When questioned about their security measures, a spokesperson from Facebook responded with a boilerplate email to say they “work around the clock to help protect people’s Facebook accounts.” But Payton doesn’t believe that the platform is capable of handling the deluge of individual complaints they receive, especially when ameliorating massive data breaches and privacy violations always takes precedence.

Theresa Payton.
(Photo: Fortalice Solutions)

And that’s the real crux of the issue—the scale. Although Payton would like to see tech companies and the government at both state and national levels, as well as new and pre-existing non-profits or even hotlines, devote more attention and resources to ending cyber abuse, she’s skeptical whether any single entity can shoulder the burden. Dena Haritos Tsamitis, the director and Barbara Lazarus Professor of the Information Networking Institute at Carnegie Mellon University’s College of Engineering says that, while legislation such as security-breach notification laws are slowly gaining traction (thanks in part to the headline-making breaches at Equifax, Uber, and Facebook), hackers, whether they are part of organized crime, foreign states, or just bored teenagers, will always be miles ahead, exploiting technologies’ vulnerabilities before the companies themselves realize those weak spots exist.

In regards to Carlson’s case, Haritos Tsamitis believes that, because the hackers in Kosovo got access to Southern Fried Chics’ page through an employee’s personal device, Facebook is less at fault than the employee herself for neglecting to use her business phone. She also said that it’s unlikely that Carlson could have taken legal action against Samsung or the phone’s Android operating system for its susceptibility to malware.

And if it seems like Carlson had little recourse despite the fact that a clear crime was committed and she lost a huge sum of money, consider all the cases Fortalice takes that exist in murkier waters.

The group recently worked a case in which a woman met a man online and carried on several months of conversation with him, including sharing pictures, and, later, agreeing to wire him several thousand dollars.

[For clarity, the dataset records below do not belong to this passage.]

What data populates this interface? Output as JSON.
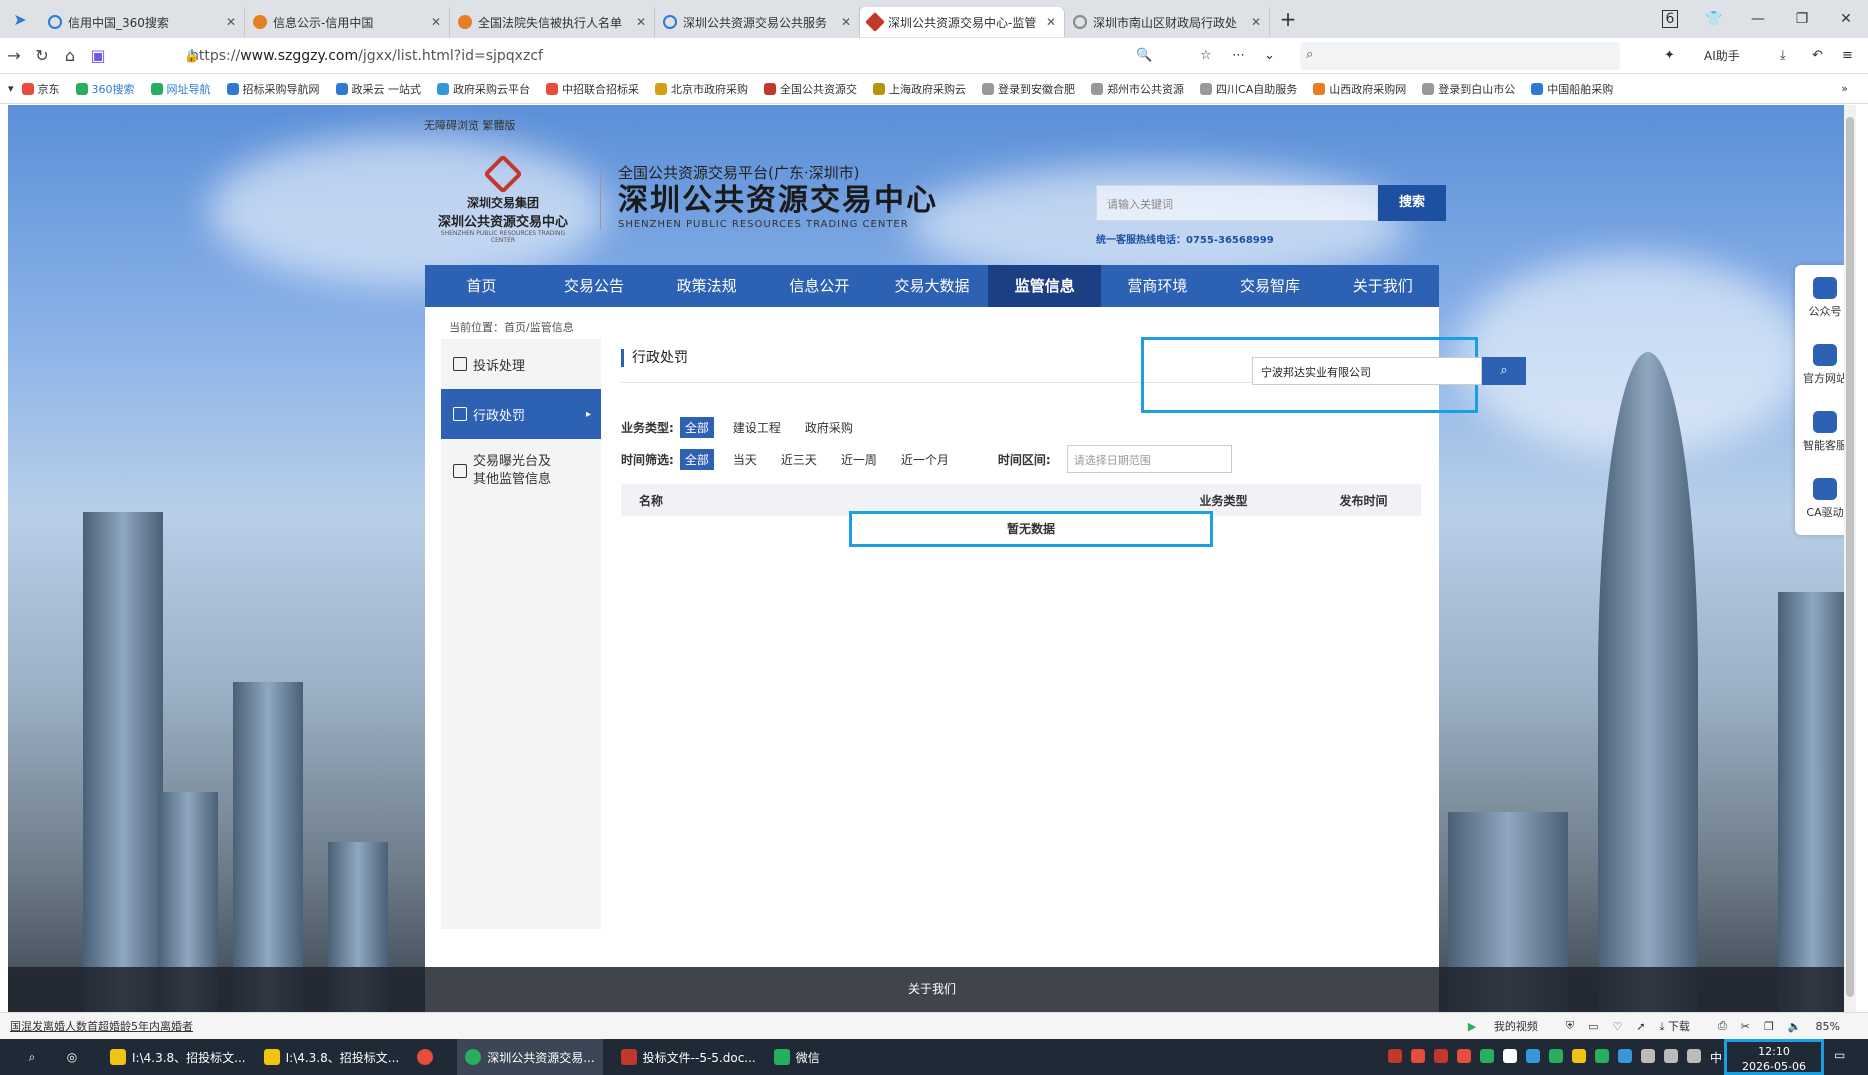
{
  "browser": {
    "tabs": [
      {
        "label": "信用中国_360搜索",
        "color": "#2e7bd1"
      },
      {
        "label": "信息公示-信用中国",
        "color": "#e67e22"
      },
      {
        "label": "全国法院失信被执行人名单",
        "color": "#e67e22"
      },
      {
        "label": "深圳公共资源交易公共服务",
        "color": "#2e7bd1"
      },
      {
        "label": "深圳公共资源交易中心-监管",
        "color": "#c0392b"
      },
      {
        "label": "深圳市南山区财政局行政处",
        "color": "#888888"
      }
    ],
    "active_tab": 4,
    "tab_count_badge": "6",
    "url_prefix": "https://",
    "url_domain": "www.szggzy.com",
    "url_path": "/jgxx/list.html?id=sjpqxzcf",
    "ai_label": "AI助手",
    "bookmarks": [
      "京东",
      "360搜索",
      "网址导航",
      "招标采购导航网",
      "政采云 一站式",
      "政府采购云平台",
      "中招联合招标采",
      "北京市政府采购",
      "全国公共资源交",
      "上海政府采购云",
      "登录到安徽合肥",
      "郑州市公共资源",
      "四川CA自助服务",
      "山西政府采购网",
      "登录到白山市公",
      "中国船舶采购"
    ],
    "bookmark_more": "»"
  },
  "site": {
    "access_links": "无障碍浏览 繁體版",
    "group_name": "深圳交易集团",
    "group_sub": "深圳公共资源交易中心",
    "group_en": "SHENZHEN PUBLIC RESOURCES TRADING CENTER",
    "platform": "全国公共资源交易平台(广东·深圳市)",
    "center_name": "深圳公共资源交易中心",
    "center_en": "SHENZHEN PUBLIC RESOURCES TRADING CENTER",
    "search_placeholder": "请输入关键词",
    "search_button": "搜索",
    "hotline": "统一客服热线电话：0755-36568999",
    "nav": [
      "首页",
      "交易公告",
      "政策法规",
      "信息公开",
      "交易大数据",
      "监管信息",
      "营商环境",
      "交易智库",
      "关于我们"
    ],
    "nav_active": 5,
    "breadcrumb": "当前位置：首页/监管信息",
    "sidebar": [
      "投诉处理",
      "行政处罚",
      "交易曝光台及其他监管信息"
    ],
    "sidebar_active": 1,
    "page_title": "行政处罚",
    "keyword": "宁波邦达实业有限公司",
    "biz_label": "业务类型:",
    "biz_options": [
      "全部",
      "建设工程",
      "政府采购"
    ],
    "time_label": "时间筛选:",
    "time_options": [
      "全部",
      "当天",
      "近三天",
      "近一周",
      "近一个月"
    ],
    "range_label": "时间区间:",
    "range_placeholder": "请选择日期范围",
    "table_headers": [
      "名称",
      "业务类型",
      "发布时间"
    ],
    "empty_text": "暂无数据",
    "footer": "关于我们",
    "float": [
      "公众号",
      "官方网站",
      "智能客服",
      "CA驱动"
    ]
  },
  "status": {
    "news": "国混发离婚人数首超婚龄5年内离婚者",
    "items": [
      "我的视频",
      "下载"
    ],
    "zoom": "85%"
  },
  "taskbar": {
    "items": [
      "I:\\4.3.8、招投标文...",
      "I:\\4.3.8、招投标文...",
      "深圳公共资源交易...",
      "投标文件--5-5.doc...",
      "微信"
    ],
    "active": 2,
    "time": "12:10",
    "date": "2026-05-06",
    "ime": "中"
  }
}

Once she realized it was all a scam, she sought help from both federal and state law enforcement to no avail—they either refused to take action or didn’t know how. Only then did she turn to Fortalice. “I am the victim of a romance scam,” she told Fortalice. “I am heartbroken and devastated by the actions of my perpetrator.” The case was closed, with the client, out of embarrassment, deciding not to press charges. Still, Payton tries to assure all victims that “they have nothing to be ashamed of.” When a client is interested in prosecuting their harasser, Fortalice typically hands over any evidence to law enforcement in order to assist with their investigation and prosecution.

Fortalice’s case-by-case model is still the only real match for highly individualized situations, especially ones where the abusers are careful to stay on the right side of the law—especially when both tech giants and law enforcement are likely to continue prioritizing the remediation and prevention of large-scale attacks rather than instances involving a sole victim. Although Payton’s firm is for-profit (while offering some pro bono work), she hopes to one day open a non-profit or set aside dedicated funding exclusively for female victims without the financial means to afford Fortalice’s services.

For now, she and her team may not be able to tackle every cybercrime and cyber abuse case out there, but when victims are otherwise helpless and are left to their own devices, Fortalice will do its best to hit refresh.